Look Homeward, Angel

 

. . . a stone, a leaf, an unfound door; of a stone, a
leaf, a door. And of all the forgotten faces.

Naked and alone we came into exile. In her dark womb we did not know our mother’s face; from the prison of her flesh have we come into the unspeakable and incommunicable prison of this earth.

Which of us has known his brother? Which of us has looked into his father’s heart?
Which of us has not remained forever prison-pent? Which of us is not forever a stranger and alone?

O waste of loss, in the hot mazes, lost, among bright stars on this most weary unbright cinder, lost! Remembering speechlessly, we seek the great forgotten language, the lost lane-end into heaven, a stone, a leaf, an unfound door. Where? When?

O lost, and by the wind grieved ghost, come back again.

— Thomas Wolfe, Look Homeward, Angel

Right . . .

Look Homeward, Angel cover

I just finished reading this book. It’s an incredibly rich, detailed work . . . you could spend a lifetime reading it over and over and still not appreciate every nuance.

The sense of pain and loss is intense.

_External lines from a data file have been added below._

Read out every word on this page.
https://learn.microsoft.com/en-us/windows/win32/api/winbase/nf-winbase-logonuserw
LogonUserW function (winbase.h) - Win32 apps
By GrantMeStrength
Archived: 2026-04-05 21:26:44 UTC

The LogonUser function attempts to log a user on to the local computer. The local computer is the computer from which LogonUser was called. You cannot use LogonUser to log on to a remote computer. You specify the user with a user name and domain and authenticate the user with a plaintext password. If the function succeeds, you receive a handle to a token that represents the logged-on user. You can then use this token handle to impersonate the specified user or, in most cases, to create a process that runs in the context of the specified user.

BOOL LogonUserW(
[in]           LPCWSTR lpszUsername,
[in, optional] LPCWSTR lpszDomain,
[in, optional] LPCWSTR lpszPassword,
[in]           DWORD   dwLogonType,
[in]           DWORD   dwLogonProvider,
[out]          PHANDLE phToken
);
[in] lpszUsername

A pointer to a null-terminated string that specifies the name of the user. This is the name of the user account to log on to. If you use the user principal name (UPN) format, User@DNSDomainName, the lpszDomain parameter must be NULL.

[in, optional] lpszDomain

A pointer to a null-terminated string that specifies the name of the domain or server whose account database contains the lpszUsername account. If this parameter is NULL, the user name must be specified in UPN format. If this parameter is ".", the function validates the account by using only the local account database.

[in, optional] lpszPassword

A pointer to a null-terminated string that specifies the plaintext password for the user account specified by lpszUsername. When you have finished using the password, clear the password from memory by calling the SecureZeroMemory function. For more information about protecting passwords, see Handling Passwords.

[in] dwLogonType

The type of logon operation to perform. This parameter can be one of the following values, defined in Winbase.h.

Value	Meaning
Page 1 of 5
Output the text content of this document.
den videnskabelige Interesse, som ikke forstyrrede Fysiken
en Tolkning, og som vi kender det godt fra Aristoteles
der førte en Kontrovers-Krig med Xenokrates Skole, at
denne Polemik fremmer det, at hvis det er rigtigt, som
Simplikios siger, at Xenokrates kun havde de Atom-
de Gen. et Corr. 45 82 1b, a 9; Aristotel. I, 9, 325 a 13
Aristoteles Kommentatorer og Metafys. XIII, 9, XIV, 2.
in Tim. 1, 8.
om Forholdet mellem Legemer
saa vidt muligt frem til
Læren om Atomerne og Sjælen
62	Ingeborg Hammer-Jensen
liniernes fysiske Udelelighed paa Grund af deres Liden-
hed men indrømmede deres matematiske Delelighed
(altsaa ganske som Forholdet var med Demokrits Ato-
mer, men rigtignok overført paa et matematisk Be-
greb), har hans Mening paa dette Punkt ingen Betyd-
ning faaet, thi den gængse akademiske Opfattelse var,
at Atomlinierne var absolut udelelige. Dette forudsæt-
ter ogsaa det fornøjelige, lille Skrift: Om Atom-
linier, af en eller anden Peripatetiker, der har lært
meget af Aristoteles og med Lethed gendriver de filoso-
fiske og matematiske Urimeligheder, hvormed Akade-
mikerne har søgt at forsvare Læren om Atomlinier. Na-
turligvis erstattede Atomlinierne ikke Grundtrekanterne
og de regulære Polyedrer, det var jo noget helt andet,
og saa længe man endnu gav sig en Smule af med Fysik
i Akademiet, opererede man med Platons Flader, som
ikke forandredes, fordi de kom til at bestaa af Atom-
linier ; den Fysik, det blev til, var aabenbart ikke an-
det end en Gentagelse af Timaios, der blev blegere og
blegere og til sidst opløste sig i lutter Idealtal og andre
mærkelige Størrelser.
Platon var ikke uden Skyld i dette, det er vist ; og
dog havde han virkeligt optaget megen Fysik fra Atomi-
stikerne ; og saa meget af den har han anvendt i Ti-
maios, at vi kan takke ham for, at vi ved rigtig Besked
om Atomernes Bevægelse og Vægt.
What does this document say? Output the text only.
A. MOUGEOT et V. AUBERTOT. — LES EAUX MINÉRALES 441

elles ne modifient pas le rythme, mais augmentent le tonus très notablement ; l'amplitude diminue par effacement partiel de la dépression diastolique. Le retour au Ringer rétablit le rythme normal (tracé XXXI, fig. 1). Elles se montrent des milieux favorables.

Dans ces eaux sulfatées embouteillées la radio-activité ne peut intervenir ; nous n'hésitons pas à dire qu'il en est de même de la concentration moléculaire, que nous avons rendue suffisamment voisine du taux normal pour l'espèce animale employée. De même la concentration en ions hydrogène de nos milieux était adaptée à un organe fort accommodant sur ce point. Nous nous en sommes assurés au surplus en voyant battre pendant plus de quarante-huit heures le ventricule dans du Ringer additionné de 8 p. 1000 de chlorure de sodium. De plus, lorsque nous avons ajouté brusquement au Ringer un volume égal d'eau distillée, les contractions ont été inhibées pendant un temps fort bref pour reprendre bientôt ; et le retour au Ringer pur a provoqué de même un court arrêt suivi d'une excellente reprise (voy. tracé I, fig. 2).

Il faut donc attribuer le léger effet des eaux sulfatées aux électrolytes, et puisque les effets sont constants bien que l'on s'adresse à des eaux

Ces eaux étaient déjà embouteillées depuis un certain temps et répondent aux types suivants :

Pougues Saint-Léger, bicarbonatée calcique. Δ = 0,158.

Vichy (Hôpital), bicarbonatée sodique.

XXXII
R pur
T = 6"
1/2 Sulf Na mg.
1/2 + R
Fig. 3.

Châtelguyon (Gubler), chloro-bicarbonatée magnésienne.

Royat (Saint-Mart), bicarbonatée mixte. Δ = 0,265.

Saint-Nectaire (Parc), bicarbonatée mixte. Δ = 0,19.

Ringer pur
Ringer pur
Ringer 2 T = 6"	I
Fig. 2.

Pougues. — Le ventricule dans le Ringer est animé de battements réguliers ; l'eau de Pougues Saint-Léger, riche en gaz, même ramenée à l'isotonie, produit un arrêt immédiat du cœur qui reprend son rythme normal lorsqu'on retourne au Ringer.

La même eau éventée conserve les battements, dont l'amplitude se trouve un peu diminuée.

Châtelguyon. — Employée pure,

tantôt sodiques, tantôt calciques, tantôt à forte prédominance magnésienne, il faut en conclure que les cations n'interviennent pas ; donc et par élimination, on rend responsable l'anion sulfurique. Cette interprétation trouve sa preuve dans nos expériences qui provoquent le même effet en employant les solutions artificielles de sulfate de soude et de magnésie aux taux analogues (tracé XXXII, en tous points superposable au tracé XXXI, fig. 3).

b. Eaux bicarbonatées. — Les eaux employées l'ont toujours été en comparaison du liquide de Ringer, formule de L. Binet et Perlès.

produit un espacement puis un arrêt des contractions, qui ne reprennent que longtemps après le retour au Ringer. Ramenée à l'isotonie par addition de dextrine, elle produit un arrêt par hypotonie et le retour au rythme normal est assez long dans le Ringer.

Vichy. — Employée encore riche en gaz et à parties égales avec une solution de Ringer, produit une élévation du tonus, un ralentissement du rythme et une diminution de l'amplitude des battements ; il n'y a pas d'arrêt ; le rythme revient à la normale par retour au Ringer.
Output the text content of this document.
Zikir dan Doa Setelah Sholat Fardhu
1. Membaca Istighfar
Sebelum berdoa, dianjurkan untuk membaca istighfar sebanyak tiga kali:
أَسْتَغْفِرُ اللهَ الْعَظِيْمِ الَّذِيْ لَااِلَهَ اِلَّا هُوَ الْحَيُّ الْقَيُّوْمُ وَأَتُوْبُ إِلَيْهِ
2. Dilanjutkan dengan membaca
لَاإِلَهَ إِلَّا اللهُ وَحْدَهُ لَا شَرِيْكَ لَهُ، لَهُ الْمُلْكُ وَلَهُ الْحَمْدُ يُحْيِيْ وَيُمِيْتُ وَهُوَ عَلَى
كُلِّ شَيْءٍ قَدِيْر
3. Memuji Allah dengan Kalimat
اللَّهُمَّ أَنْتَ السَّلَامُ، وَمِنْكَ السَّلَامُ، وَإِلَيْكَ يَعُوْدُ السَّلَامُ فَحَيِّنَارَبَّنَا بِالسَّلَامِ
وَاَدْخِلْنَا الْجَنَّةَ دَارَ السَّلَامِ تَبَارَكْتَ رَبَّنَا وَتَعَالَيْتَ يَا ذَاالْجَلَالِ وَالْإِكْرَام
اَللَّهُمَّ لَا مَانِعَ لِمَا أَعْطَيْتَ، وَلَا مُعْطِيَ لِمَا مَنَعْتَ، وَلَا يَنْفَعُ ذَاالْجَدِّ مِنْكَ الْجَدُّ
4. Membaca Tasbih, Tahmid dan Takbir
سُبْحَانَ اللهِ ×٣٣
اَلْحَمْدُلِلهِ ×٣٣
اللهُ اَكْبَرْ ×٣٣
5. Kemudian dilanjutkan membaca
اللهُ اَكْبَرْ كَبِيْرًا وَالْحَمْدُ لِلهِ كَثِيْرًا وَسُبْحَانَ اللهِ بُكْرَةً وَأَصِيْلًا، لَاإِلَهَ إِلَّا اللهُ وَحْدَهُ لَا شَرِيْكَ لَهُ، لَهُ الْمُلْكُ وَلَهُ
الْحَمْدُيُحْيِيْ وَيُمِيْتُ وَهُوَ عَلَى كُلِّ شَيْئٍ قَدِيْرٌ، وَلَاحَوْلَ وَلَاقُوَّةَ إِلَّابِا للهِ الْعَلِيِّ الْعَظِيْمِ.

When the narrator’s brother died, I had to set the book down so my son wouldn’t see me weeping.

It’s also highly autobiographical, and a lot of people in Wolfe’s hometown of Asheville, N.C., were pretty unhappy about the way they were portrayed.

To give you an idea, here’s an excerpt from a letter Wolfe wrote to his sister Mabel shortly after the novel was published:

Apparently you can rob banks, be a crooked lawyer, swill corn whiskey, commit adultery with your neighbor’s wife — and be considered a fine, lovable, misunderstood fellow; but if you try to make something true and beautiful you are “viciously insane” and your “big overgrown body” ought to be dragged through the streets by a lynching mob.